— Всё едино; теперь шабаш! Всю приказал перерезать. Мне, говорит, все равны. Было, говорит, время, да сплыло. А теперь хочешь, не хочешь — подавай!

— Так вот какое дело! — удивлялись кругом. — И правда ж это?

К столу уже давно подошли бородачи-хозяева, заинтересованные важными новостями.

— Стало, правда, коли царский указ. Царский указ не подменишь: на золотой бумаге писан, печать серебряная, а чернила красные. Я ведь тоже грамотный, сам читал…

— Сам читал? — с недоверием переспросили слушатели. — Что же это, стало, и владенных записей теперь не брать?

— Бери, не бери, всё порежут на души, — ответил прохожий, начинавший беспокойно посматривать по сторонам.

— Где же это тебе сказывали, почтенный? — спрашивали его кругом.

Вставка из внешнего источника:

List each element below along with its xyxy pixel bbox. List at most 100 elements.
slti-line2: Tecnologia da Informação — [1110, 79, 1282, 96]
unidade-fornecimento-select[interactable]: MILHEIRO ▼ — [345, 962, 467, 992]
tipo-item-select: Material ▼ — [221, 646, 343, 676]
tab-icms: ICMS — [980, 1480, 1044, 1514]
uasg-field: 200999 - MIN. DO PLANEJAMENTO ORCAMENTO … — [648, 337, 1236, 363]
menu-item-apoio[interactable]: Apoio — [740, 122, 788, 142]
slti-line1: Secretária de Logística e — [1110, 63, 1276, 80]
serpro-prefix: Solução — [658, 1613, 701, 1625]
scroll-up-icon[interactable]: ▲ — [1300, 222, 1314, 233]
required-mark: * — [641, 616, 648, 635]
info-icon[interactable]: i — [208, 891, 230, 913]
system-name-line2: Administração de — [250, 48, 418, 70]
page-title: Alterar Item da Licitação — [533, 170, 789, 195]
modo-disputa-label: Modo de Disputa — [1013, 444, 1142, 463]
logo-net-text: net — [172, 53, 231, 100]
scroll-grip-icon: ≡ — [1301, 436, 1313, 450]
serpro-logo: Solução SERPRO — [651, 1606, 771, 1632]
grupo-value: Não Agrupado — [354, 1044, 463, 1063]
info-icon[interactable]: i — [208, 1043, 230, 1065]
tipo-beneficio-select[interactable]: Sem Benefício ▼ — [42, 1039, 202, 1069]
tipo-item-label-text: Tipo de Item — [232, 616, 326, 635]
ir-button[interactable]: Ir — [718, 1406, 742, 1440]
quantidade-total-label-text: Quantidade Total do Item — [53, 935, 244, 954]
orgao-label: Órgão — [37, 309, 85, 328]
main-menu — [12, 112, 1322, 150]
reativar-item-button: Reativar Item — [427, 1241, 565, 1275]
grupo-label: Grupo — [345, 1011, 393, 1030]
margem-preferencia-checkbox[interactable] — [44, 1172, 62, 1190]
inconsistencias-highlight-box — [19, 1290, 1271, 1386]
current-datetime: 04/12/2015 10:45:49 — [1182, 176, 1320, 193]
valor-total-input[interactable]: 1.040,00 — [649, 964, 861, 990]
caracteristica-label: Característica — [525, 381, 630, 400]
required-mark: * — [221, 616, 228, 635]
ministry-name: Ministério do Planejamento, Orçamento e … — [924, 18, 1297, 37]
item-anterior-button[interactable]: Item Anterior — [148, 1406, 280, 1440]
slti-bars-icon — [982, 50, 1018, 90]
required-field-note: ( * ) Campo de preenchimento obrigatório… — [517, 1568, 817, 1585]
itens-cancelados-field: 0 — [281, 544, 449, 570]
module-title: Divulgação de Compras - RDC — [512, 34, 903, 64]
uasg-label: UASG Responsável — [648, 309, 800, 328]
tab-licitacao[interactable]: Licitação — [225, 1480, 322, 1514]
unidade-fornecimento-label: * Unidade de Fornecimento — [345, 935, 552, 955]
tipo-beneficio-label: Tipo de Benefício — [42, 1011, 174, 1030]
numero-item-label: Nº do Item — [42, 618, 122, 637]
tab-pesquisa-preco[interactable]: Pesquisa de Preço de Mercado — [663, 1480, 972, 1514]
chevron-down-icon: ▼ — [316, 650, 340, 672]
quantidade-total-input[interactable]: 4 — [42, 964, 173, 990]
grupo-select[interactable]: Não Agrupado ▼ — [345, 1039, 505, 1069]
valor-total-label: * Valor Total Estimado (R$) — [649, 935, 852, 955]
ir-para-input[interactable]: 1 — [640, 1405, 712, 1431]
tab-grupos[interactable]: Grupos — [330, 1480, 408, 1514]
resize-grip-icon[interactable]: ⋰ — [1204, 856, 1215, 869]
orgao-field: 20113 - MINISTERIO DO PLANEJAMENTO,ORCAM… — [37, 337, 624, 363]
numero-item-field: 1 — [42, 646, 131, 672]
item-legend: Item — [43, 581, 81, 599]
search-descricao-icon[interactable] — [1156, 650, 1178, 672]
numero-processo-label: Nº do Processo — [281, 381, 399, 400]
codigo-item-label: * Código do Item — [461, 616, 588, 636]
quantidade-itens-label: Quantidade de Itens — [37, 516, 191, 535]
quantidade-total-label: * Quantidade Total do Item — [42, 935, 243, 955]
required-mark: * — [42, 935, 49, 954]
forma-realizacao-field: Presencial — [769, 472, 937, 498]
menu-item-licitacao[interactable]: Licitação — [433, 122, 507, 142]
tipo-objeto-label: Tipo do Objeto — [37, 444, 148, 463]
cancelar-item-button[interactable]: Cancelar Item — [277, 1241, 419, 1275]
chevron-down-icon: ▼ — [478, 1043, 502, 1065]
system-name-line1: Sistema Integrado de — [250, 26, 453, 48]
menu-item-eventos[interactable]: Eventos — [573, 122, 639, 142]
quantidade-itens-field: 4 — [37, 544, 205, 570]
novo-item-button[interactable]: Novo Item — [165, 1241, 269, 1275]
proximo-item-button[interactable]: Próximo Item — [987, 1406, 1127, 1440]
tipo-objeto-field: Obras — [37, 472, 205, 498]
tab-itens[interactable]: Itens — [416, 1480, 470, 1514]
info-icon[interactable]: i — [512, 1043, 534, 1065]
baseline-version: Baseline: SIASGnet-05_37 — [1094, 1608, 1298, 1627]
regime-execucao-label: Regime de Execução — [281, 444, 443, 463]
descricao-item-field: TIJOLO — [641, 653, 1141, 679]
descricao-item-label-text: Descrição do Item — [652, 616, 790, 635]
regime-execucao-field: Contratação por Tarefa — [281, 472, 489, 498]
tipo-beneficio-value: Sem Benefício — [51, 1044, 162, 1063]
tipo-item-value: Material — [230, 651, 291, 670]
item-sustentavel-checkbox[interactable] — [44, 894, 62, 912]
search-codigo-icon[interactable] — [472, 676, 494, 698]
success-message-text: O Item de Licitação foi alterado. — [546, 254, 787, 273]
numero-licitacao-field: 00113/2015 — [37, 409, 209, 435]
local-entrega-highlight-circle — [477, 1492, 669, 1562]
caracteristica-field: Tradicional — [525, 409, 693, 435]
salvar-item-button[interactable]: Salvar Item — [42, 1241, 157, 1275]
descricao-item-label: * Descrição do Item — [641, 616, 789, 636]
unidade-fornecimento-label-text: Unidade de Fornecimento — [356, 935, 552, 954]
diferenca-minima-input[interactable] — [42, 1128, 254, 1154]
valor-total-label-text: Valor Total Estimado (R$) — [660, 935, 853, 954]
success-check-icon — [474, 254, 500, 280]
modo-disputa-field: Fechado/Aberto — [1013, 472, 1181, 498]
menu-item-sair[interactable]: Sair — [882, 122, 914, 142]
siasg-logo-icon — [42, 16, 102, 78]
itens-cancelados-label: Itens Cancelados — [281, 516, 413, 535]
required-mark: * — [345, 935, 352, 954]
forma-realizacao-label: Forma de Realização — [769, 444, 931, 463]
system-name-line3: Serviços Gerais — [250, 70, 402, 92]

— Где сказывали? Небойсь, не у вас. Ты думаешь, у вас только и людей? Я, брат, на одном Ачуеве три года выжил. Знаешь Ачуев, где Кубант речка в море пала, на казацкой стороне? Протоку знаешь? Ну, вот то-то! Побыл бы ты там. Оттуда всё красная рыба к вам в Рассею идёт, осетрина, севрюга… Там зàводи! А камыши на триста вёрст! Плавни называются, что твои леса. Там, брат, невод тянут князья, да графы, да полковники… Вот что! А посмотришь на него — наш брат: в рубахе, в портах, руки мазаные. Потому всяко бывает, хоронится. Один такой-то с нами в артели был, тоже от хозяина по рублю в день, наравне с прочими, получал. Со мной из одного котла хлебал. Приехала это вдруг карета шестериком, на белых лошадях, по тысяче лошадь стоит, два лакея, и прямо к нему. Мы смотрим, а лакеи его под ручки: ваше, мол, сиятельство, пожалуйте, барыня, говорят, за вами прислала. Сейчас это ему полковницкий мундир несут. Ну мы, известно, смекнули. Что ж? Ведь потребовал расчёт от хозяина, всё, как следует, до полушки получил. Завернул их особо в бумажку, смеётся: это, говорит, мне на вечную память будет, эти, говорит, денежки я трудовым пòтом добыл. Ну, обыкновенно, сказал этой своей княгине по-немецкому, она из бумажника сторублёвую бумажку вынь да и подай нам: выпейте, говорит, за вашего старого товарища! Хозяин только рот разинул. Ну, известно, молчок; потому нельзя. Кто такой, откуда — никому не известно. Так и покатила карета прямо в Петербург!

Прилепские однодворцы разинули рты от удивления. Рассказчик как раз во-время ушёл из кабака, потому что водка была выпита, а сотский, долго стоявший в числе слушателей, пришёл в смущенье и пошёл посоветоваться к попу, не задержать ли на всякий случай говорливого гостя. что-то больно смахивавшего на беглого арестанта.

Дунька только что вырвалась от гадкого старикашки; застал её, проклятый, перед сумерками одну в избе, хоть «разбой!» кричи. Прежде Дунька до того боялась Гордея, что ноги у ней подкашивались, когда старый, бывало, прикрикнет на неё, ни в чём ему не смела перечить. Но с тех пор, как умер Сенька, Дуньку узнать было нельзя. Так постыл ей был свёкор, что они и при людях на него глаз не подымала. Его любить ей было всё равно, что любить лохматого цепного, который лаял на цепи под амбаром. Ничего не мог с ней сотворить Гордей, даром что крутой был. Ни лаской, ни гневом, ни подарочком — ничем нельзя было одолеть глупую Дуньку. Хоть бы сказало что-нибудь старику, ругнула бы, укорять стала — всё б легче, а то ни слова никогда: побелеет вся, затрясётся, глазами словно съесть хочет, чем ни попало в старика! Только и бормочет: «Убью, постылый, отстань!»